Credit: NEIL SMITH

Increasing evidence suggests that free-living protozoans, such as amoebae, are important environmental reservoirs for foodborne pathogens, but how the bacteria infect and survive in protozoan hosts is unclear. A recent study published in Applied Environmental Microbiology suggests that type III secretion systems (T3SSs) hold the key.

Salmonella enterica serovars have been shown to survive and proliferate in amoebae. Bleasdale and colleagues investigated whether two S. enterica T3SSs that are known to be involved in survival in mammalian cells have similar roles when these bacteria infect amoebae. These secretion systems are T3SS-1 and T3SS-2, which are encoded by Salmonella pathogenicity island 1 (SPI-1) and SPI-2, respectively. Variants of Salmonella enterica subsp. enterica serovar Typhimurium were used that carried mutations for the SPI-1 gene spaS, the SPI-2 gene ssaU or the phoP gene, which encodes a component of a two-component regulatory system that functions together with T3SS-2 to promote survival in mammalian cells.

The authors monitored the uptake and survival of these S. enterica strains into the amoeba Acanthamoeba polyphaga. The spaS mutant was recovered from lysed amoebal cells at similar levels to a wild-type strain at all time points after infection. By contrast, the ssaU and phoP mutants were recovered at significantly lower levels, with a decline over time in the number of viable bacteria. These results suggest that T3SS-2, but not T3SS-1, is required for S. enterica survival in amoebae.

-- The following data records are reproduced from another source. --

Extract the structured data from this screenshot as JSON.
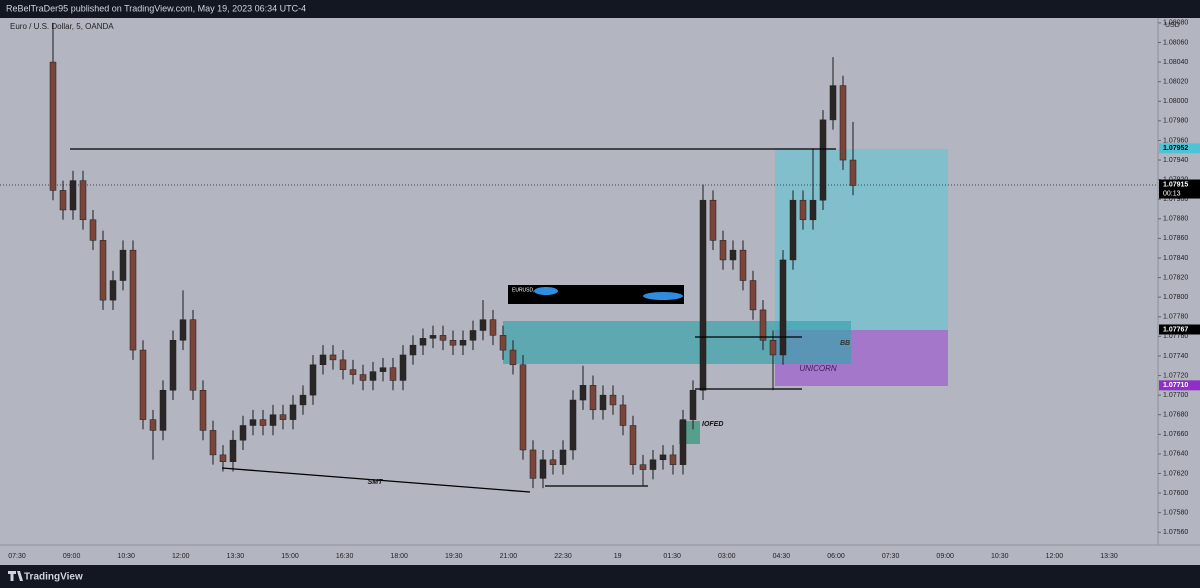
{
  "chart_data": {
    "type": "candlestick",
    "header": "ReBelTraDer95 published on TradingView.com, May 19, 2023 06:34 UTC-4",
    "title": "Euro / U.S. Dollar, 5, OANDA",
    "currency": "USD",
    "footer": "TradingView",
    "up_color": "#2b2626",
    "down_color": "#7a4538",
    "ylim": [
      1.07547,
      1.08085
    ],
    "yticks": [
      {
        "value": 1.0756,
        "label": "1.07560"
      },
      {
        "value": 1.0758,
        "label": "1.07580"
      },
      {
        "value": 1.076,
        "label": "1.07600"
      },
      {
        "value": 1.0762,
        "label": "1.07620"
      },
      {
        "value": 1.0764,
        "label": "1.07640"
      },
      {
        "value": 1.0766,
        "label": "1.07660"
      },
      {
        "value": 1.0768,
        "label": "1.07680"
      },
      {
        "value": 1.077,
        "label": "1.07700"
      },
      {
        "value": 1.0772,
        "label": "1.07720"
      },
      {
        "value": 1.0774,
        "label": "1.07740"
      },
      {
        "value": 1.0776,
        "label": "1.07760"
      },
      {
        "value": 1.0778,
        "label": "1.07780"
      },
      {
        "value": 1.078,
        "label": "1.07800"
      },
      {
        "value": 1.0782,
        "label": "1.07820"
      },
      {
        "value": 1.0784,
        "label": "1.07840"
      },
      {
        "value": 1.0786,
        "label": "1.07860"
      },
      {
        "value": 1.0788,
        "label": "1.07880"
      },
      {
        "value": 1.079,
        "label": "1.07900"
      },
      {
        "value": 1.0792,
        "label": "1.07920"
      },
      {
        "value": 1.0794,
        "label": "1.07940"
      },
      {
        "value": 1.0796,
        "label": "1.07960"
      },
      {
        "value": 1.0798,
        "label": "1.07980"
      },
      {
        "value": 1.08,
        "label": "1.08000"
      },
      {
        "value": 1.0802,
        "label": "1.08020"
      },
      {
        "value": 1.0804,
        "label": "1.08040"
      },
      {
        "value": 1.0806,
        "label": "1.08060"
      },
      {
        "value": 1.0808,
        "label": "1.08080"
      }
    ],
    "price_labels": [
      {
        "value": 1.07952,
        "label": "1.07952",
        "color": "#4fc3d6",
        "text_color": "#000000"
      },
      {
        "value": 1.07915,
        "label": "1.07915",
        "countdown": "00:13",
        "color": "#000000",
        "text_color": "#ffffff"
      },
      {
        "value": 1.07767,
        "label": "1.07767",
        "color": "#000000",
        "text_color": "#ffffff"
      },
      {
        "value": 1.0771,
        "label": "1.07710",
        "color": "#8e2fc8",
        "text_color": "#ffffff"
      }
    ],
    "time_labels": [
      "07:30",
      "09:00",
      "10:30",
      "12:00",
      "13:30",
      "15:00",
      "16:30",
      "18:00",
      "19:30",
      "21:00",
      "22:30",
      "19",
      "01:30",
      "03:00",
      "04:30",
      "06:00",
      "07:30",
      "09:00",
      "10:30",
      "12:00",
      "13:30"
    ],
    "annotations": {
      "smt": "SMT",
      "iofed": "IOFED",
      "bb": "BB",
      "unicorn": "UNICORN",
      "tooltip": "EURUSD,"
    },
    "candles": {
      "open": [
        1.0804,
        1.07909,
        1.07889,
        1.07919,
        1.07879,
        1.07858,
        1.07797,
        1.07817,
        1.07848,
        1.07746,
        1.07675,
        1.07664,
        1.07705,
        1.07756,
        1.07777,
        1.07705,
        1.07664,
        1.07639,
        1.07632,
        1.07654,
        1.07669,
        1.07675,
        1.07669,
        1.0768,
        1.07675,
        1.0769,
        1.077,
        1.07731,
        1.07741,
        1.07736,
        1.07726,
        1.07721,
        1.07715,
        1.07724,
        1.07728,
        1.07715,
        1.07741,
        1.07751,
        1.07758,
        1.07761,
        1.07756,
        1.07751,
        1.07756,
        1.07766,
        1.07777,
        1.07761,
        1.07746,
        1.07731,
        1.07644,
        1.07615,
        1.07634,
        1.07629,
        1.07644,
        1.07695,
        1.0771,
        1.07685,
        1.077,
        1.0769,
        1.07669,
        1.07629,
        1.07624,
        1.07634,
        1.07639,
        1.07629,
        1.07675,
        1.07705,
        1.07899,
        1.07858,
        1.07838,
        1.07848,
        1.07817,
        1.07787,
        1.07756,
        1.07741,
        1.07838,
        1.07899,
        1.07879,
        1.07899,
        1.07981,
        1.08016,
        1.0794
      ],
      "high": [
        1.0808,
        1.07919,
        1.07929,
        1.07929,
        1.07889,
        1.07868,
        1.07827,
        1.07858,
        1.07858,
        1.07756,
        1.07685,
        1.07715,
        1.07766,
        1.07807,
        1.07787,
        1.07715,
        1.07674,
        1.07649,
        1.07664,
        1.07679,
        1.07685,
        1.07685,
        1.0769,
        1.0769,
        1.077,
        1.0771,
        1.07741,
        1.07751,
        1.07751,
        1.07746,
        1.07736,
        1.07731,
        1.07734,
        1.07738,
        1.07738,
        1.07751,
        1.07761,
        1.07768,
        1.07771,
        1.07771,
        1.07766,
        1.07766,
        1.07776,
        1.07797,
        1.07787,
        1.07771,
        1.07756,
        1.07741,
        1.07654,
        1.07644,
        1.07644,
        1.07654,
        1.07705,
        1.0773,
        1.0772,
        1.0771,
        1.0771,
        1.077,
        1.07679,
        1.07639,
        1.07644,
        1.07649,
        1.07649,
        1.07685,
        1.07715,
        1.07915,
        1.07909,
        1.07868,
        1.07858,
        1.07858,
        1.07827,
        1.07797,
        1.07766,
        1.07848,
        1.07909,
        1.07909,
        1.07952,
        1.07991,
        1.08045,
        1.08026,
        1.07979
      ],
      "low": [
        1.07899,
        1.07879,
        1.07879,
        1.07869,
        1.07848,
        1.07787,
        1.07787,
        1.07807,
        1.07736,
        1.07665,
        1.07634,
        1.07654,
        1.07695,
        1.07746,
        1.07695,
        1.07654,
        1.07629,
        1.07622,
        1.07622,
        1.07644,
        1.07659,
        1.07659,
        1.07659,
        1.07665,
        1.07665,
        1.0768,
        1.0769,
        1.07721,
        1.07726,
        1.07716,
        1.07711,
        1.07705,
        1.07705,
        1.07714,
        1.07705,
        1.07705,
        1.07731,
        1.07741,
        1.07748,
        1.07746,
        1.07741,
        1.07741,
        1.07746,
        1.07756,
        1.07751,
        1.07736,
        1.07721,
        1.07634,
        1.07605,
        1.07605,
        1.07619,
        1.07619,
        1.07634,
        1.07685,
        1.07675,
        1.07675,
        1.0768,
        1.07659,
        1.07619,
        1.07608,
        1.07614,
        1.07624,
        1.07619,
        1.07619,
        1.07665,
        1.07695,
        1.07848,
        1.07828,
        1.07828,
        1.07807,
        1.07777,
        1.07746,
        1.07705,
        1.07731,
        1.07828,
        1.07869,
        1.07869,
        1.07889,
        1.07971,
        1.0793,
        1.07904
      ],
      "close": [
        1.07909,
        1.07889,
        1.07919,
        1.07879,
        1.07858,
        1.07797,
        1.07817,
        1.07848,
        1.07746,
        1.07675,
        1.07664,
        1.07705,
        1.07756,
        1.07777,
        1.07705,
        1.07664,
        1.07639,
        1.07632,
        1.07654,
        1.07669,
        1.07675,
        1.07669,
        1.0768,
        1.07675,
        1.0769,
        1.077,
        1.07731,
        1.07741,
        1.07736,
        1.07726,
        1.07721,
        1.07715,
        1.07724,
        1.07728,
        1.07715,
        1.07741,
        1.07751,
        1.07758,
        1.07761,
        1.07756,
        1.07751,
        1.07756,
        1.07766,
        1.07777,
        1.07761,
        1.07746,
        1.07731,
        1.07644,
        1.07615,
        1.07634,
        1.07629,
        1.07644,
        1.07695,
        1.0771,
        1.07685,
        1.077,
        1.0769,
        1.07669,
        1.07629,
        1.07624,
        1.07634,
        1.07639,
        1.07629,
        1.07675,
        1.07705,
        1.07899,
        1.07858,
        1.07838,
        1.07848,
        1.07817,
        1.07787,
        1.07756,
        1.07741,
        1.07838,
        1.07899,
        1.07879,
        1.07899,
        1.07981,
        1.08016,
        1.0794,
        1.07914
      ]
    }
  }
}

In support of this conclusion, the authors used real-time RT-PCR (PCR after reverse transcription of RNA) to show that a key SPI-2 gene undergoes a dramatic increase in transcription 4 hours after infection, whereas its SPI-1 counterpart shows only a transient increase.

As well as the implications for understanding how bacterial pathogens infect and survive in protozoan reservoirs, this study raises an interesting evolutionary possibility: did mechanisms that have been considered primarily in terms of virulence with respect to animal hosts in fact originate to allow survival in different organisms?